Adequate scaling of the power in the data structure at a later time is a very difficult task, and it becomes even more difficult as the size of your data set increases. By far, the easiest time to build scalability is in the beginning, before your application needs to scale. Waiting until later can make scaling more difficult, and possibly impossible, without significant data restructuring.
Distribute your data across services
A number of cloud experts suggest that centralizing your application data is the right model for managing a large data set for a large application. They argue that centralizing your data makes it easy to apply machine learning and other advanced analytics to get more useful information out of your data.
But this strategy is wrong. Central data is data that cannot be easily measured. The most effective way to scale your data is to decentralize it and store it within the individual service that owns the data. Your application, if it consists of dozens or hundreds of distributed services, will store your data in dozens or hundreds of distributed locations.
This model allows for easy expansion and supports a full service ownership model. Service ownership enables development teams to work more independently, and encourages stronger SLAs between services. This promotes higher quality services and makes data changes more secure and efficient through localization.
But what if your business needs to run analytics or machine learning on all this data? I still recommend the distributed data model described here. However, to make your data useful for analytics and machine learning, submit a copy of the relevant data to the back-end data warehouse system. In this data warehouse system, structure the data in a way appropriate for your analytics purposes, and use this version for your analytics and machine learning algorithms. This data warehouse version is separate and distinct from your application’s log data, which is still stored within individual services.

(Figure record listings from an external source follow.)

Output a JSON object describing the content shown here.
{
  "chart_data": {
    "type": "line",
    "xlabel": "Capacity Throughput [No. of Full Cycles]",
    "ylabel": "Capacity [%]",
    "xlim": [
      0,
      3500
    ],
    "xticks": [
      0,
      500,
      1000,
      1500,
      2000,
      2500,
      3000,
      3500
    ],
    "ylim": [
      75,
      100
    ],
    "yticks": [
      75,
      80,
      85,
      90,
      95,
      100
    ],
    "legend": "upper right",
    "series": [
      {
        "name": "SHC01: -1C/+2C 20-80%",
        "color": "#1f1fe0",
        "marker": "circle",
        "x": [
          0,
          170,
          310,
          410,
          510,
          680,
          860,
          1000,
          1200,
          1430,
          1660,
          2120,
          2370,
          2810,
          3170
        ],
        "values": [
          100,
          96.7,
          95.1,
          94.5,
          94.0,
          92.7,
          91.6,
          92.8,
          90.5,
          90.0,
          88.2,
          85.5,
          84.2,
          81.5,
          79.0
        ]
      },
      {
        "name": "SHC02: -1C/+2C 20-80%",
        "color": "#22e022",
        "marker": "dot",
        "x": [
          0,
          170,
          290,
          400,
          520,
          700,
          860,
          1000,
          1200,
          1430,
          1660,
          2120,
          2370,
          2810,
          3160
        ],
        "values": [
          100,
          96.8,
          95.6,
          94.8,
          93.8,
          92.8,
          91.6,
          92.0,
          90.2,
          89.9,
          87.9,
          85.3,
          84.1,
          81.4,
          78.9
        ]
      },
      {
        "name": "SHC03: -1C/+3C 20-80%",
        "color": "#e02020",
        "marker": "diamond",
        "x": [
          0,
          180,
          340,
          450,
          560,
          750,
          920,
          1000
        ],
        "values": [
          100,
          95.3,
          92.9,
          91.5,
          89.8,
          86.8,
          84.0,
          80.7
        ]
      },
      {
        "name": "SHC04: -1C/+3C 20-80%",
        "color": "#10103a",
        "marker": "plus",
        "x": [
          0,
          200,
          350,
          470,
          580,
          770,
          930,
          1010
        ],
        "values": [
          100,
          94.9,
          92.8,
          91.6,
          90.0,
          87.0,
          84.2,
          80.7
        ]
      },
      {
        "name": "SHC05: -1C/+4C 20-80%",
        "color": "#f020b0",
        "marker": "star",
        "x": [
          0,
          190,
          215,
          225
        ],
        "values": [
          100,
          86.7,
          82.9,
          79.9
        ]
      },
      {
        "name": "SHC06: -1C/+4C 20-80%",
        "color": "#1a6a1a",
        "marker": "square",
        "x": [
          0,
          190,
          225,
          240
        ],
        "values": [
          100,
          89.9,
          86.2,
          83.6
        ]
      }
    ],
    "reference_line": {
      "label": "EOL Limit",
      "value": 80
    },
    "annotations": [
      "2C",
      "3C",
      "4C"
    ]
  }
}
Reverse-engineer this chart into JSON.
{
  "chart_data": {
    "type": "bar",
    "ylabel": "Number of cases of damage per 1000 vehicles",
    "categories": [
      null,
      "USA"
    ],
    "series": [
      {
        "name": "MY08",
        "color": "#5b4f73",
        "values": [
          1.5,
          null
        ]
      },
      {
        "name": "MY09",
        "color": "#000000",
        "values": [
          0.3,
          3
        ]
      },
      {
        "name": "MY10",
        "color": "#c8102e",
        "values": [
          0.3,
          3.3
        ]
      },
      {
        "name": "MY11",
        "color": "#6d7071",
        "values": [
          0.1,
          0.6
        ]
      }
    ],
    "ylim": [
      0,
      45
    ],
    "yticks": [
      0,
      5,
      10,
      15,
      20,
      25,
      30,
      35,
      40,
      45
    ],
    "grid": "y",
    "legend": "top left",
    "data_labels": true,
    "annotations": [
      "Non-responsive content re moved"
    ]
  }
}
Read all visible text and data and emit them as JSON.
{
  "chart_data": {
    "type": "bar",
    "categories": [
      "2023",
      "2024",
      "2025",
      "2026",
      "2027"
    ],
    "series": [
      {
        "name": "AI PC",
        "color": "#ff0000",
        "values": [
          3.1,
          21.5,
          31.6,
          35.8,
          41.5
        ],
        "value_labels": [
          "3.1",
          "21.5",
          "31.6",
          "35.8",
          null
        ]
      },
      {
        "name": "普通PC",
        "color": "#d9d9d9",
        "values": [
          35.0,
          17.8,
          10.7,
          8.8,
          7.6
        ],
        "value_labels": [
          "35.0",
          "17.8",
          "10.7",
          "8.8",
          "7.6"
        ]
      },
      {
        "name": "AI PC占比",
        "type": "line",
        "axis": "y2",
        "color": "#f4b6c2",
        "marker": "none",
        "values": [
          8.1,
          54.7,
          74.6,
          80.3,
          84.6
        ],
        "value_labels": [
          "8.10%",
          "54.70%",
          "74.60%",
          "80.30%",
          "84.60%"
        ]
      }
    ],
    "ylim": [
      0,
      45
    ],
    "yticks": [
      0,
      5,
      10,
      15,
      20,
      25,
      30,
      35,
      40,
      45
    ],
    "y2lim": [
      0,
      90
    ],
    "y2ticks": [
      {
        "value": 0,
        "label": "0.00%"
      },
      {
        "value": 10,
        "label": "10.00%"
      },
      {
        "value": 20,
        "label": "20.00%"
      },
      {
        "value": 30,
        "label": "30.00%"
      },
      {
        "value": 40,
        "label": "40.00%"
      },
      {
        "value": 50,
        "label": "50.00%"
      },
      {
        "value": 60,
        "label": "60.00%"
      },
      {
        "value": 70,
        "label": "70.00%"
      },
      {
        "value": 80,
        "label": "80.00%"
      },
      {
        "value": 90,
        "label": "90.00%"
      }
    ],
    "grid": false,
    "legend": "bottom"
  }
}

Distribute your data geographically
Finally, decide who will use the data, and where their geolocation will be. Determining data and user locations is becoming increasingly important as global trade presents increasing opportunities while regional data management constraints make global data management more difficult.
Before creating your data structure, you should answer these key questions:
- Is it important that your data is available globally, or will a regional version of the data be more important to your business? For example, do you want the same or different data available in the US and Germany? Many applications find that a combination of both models is important, and this answer is acceptable, as long as you know which data should be global and which should be regional.
- Do you have regional restrictions on what data you can store and where you can store it? Some regions have restrictions that prevent customer data from leaving the country in which the customer resides. Others have limitations on data that can be transferred across state and regional borders. Some regions have stricter privacy restrictions than others. What data restrictions apply to which parts of your data?
- For data that is shared across regions, how important is it to display exactly the same data in each region? In other words, does the data have to be completely synchronized between regions? Different models place different burdens on your data set. The final consistency model has very different performance characteristics than sour-compatibleTransactional Integration Model.
The answers to these questions will determine whether you provide global or regional data, where that data can and cannot be used, and when and how data is synced between regions.
Data architecture is an important part of designing a modern application that is large-scale, highly available, and universally accessible. Errors in your data structure can cause scaling, availability, and even legal compliance issues. Changing the data structure after your application has grown is both difficult and painful. It is much easier to process master data requirements up front.
By following these five rules early in your data engineering process, you can avoid serious problems in the future.